1. The problem statement, all variables and given/known data

Let D be the region y $$\leq$$ x $$\leq$$ 1 and 0 $$\leq$$ y $$\leq$$ 1.

Find the boundaries of the integration for the change of variables u and v, if:

x = u + v and y = u-v.

2. Relevant equations

None

3. The attempt at a solution

I solved for u and for v in terms of x and y.

u = $$\frac{x+y}{2}$$

v = $$\frac{x-y}{2}$$

Then I got stuck.

v $$\leq$$ u $$\leq$$ 1-v and 0 $$\leq$$ v $$\leq$$ 1/2

Can anyone show me how to figure this problem out without any reference to graphing (just

pure algebraic)?

2. Jul 11, 2010

### vela

Staff Emeritus
Why do you guys always like to make things more difficult for yourself by refusing to draw a picture?

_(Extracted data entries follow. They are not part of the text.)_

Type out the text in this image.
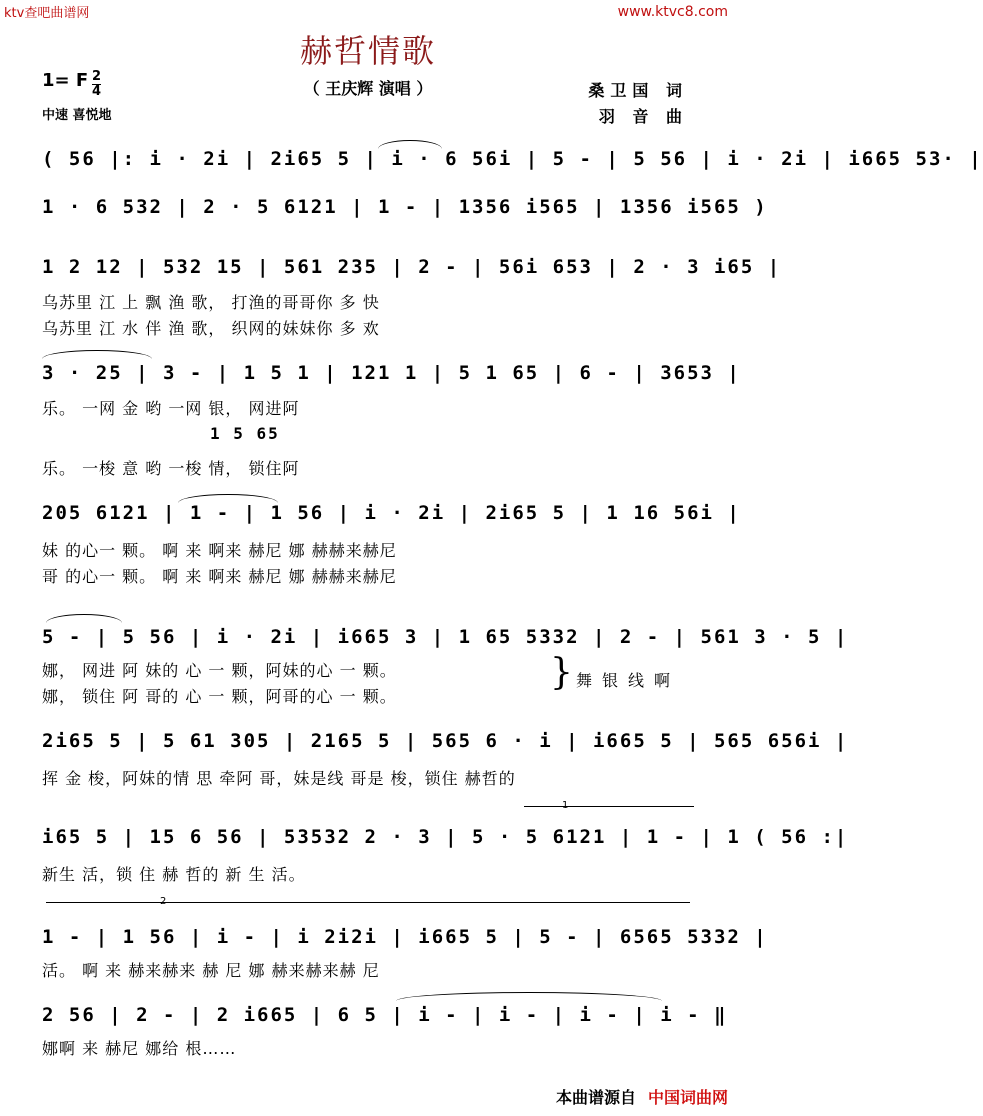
ktv查吧曲谱网	www.ktvc8.com
赫哲情歌
（ 王庆辉 演唱 ）
1= F $\frac{2}{4}$
中速 喜悦地
桑卫国 词
羽 音 曲
( 56 |: i · 2i | 2i65 5 | i · 6 56i | 5 - | 5 56 | i · 2i | i665 53· |
1 · 6 532 | 2 · 5 6121 | 1 - | 1356 i565 | 1356 i565 )
1 2 12 | 532 15 | 561 235 | 2 - | 56i 653 | 2 · 3 i65 |
乌苏里 江 上 飘 渔 歌， 打渔的哥哥你 多 快
乌苏里 江 水 伴 渔 歌， 织网的妹妹你 多 欢
3 · 25 | 3 - | 1 5 1 | 121 1 | 5 1 65 | 6 - | 3653 |
乐。 一网 金 哟 一网 银， 网进阿
1 5 65
乐。 一梭 意 哟 一梭 情， 锁住阿
205 6121 | 1 - | 1 56 | i · 2i | 2i65 5 | 1 16 56i |
妹 的心一 颗。 啊 来 啊来 赫尼 娜 赫赫来赫尼
哥 的心一 颗。 啊 来 啊来 赫尼 娜 赫赫来赫尼
5 - | 5 56 | i · 2i | i665 3 | 1 65 5332 | 2 - | 561 3 · 5 |
娜， 网进 阿 妹的 心 一 颗，阿妹的心 一 颗。
娜， 锁住 阿 哥的 心 一 颗，阿哥的心 一 颗。
} 舞银线啊
2i65 5 | 5 61 305 | 2165 5 | 565 6 · i | i665 5 | 565 656i |
挥 金 梭，阿妹的情 思 牵阿 哥，妹是线 哥是 梭，锁住 赫哲的
1
i65 5 | 15 6 56 | 53532 2 · 3 | 5 · 5 6121 | 1 - | 1 ( 56 :|
新生 活，锁 住 赫 哲的 新 生 活。
2
1 - | 1 56 | i - | i 2i2i | i665 5 | 5 - | 6565 5332 |
活。 啊 来 赫来赫来 赫 尼 娜 赫来赫来赫 尼
2 56 | 2 - | 2 i665 | 6 5 | i - | i - | i - | i - ‖
娜啊 来 赫尼 娜给 根……
本曲谱源自 中国词曲网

Just rewrite the boundaries of D in terms of u and v. For example,

$$y \le x \Rightarrow u-v \le u+v \Rightarrow 0 \le 2v \Rightarrow v \ge 0$$

3. Jul 11, 2010

### number0

Well, I did that part already. However, how is it possible to get v $$\leq$$ 1/2 (the

x $$\leq$$ 1 => u + v $$\leq$$ 1 => v $$\leq$$ 1 - u

Which is supposedly not equivalent to v $$\leq$$ 1/2

How would you go about solving the other ones (v $$\leq$$ u $$\leq$$ v-1) ?

4. Jul 11, 2010

### vela

Staff Emeritus
You need to do the third side of D, y≥0. When you combine it with what you got for x≤1, you can get that upper limit for v.

5. Jul 11, 2010

### number0

Okay, can you explain it a bit more. Sorry about being unknown about what you mean, but I

think if I finally understand what you are trying to say, I can finally get this problem correct.

6. Jul 11, 2010

### vela

Staff Emeritus
y≥0 translates to u≥v, and x≤1 gave you u≤1-v. Combining those, you get v≤u≤1-v. (You almost had this above, but you flipped a sign.) You can't have v=1, for instance, because you'd get 1≤u≤0. What restriction on v must exist for those inequalities to be satisfied?

7. Jul 11, 2010

### number0

Now, I think I am starting to get it. I think I am having a conceptual misunderstanding of the

situation at hand! I am elated that you pointed out how I flipped the sign. Here is the reason

why I flipped the sign:

y $$\leq$$ 1 => u - v $$\leq$$ 1 => u $$\leq$$ 1 + v (correct answer: u $$\leq$$ 1 - v)

Can you tell me why this would not work?

8. Jul 11, 2010

### vela

Staff Emeritus
That is valid, but it doesn't help much. Another constraint gave you v≥0, so if u≤1-v holds, u≤1+v automatically holds as well.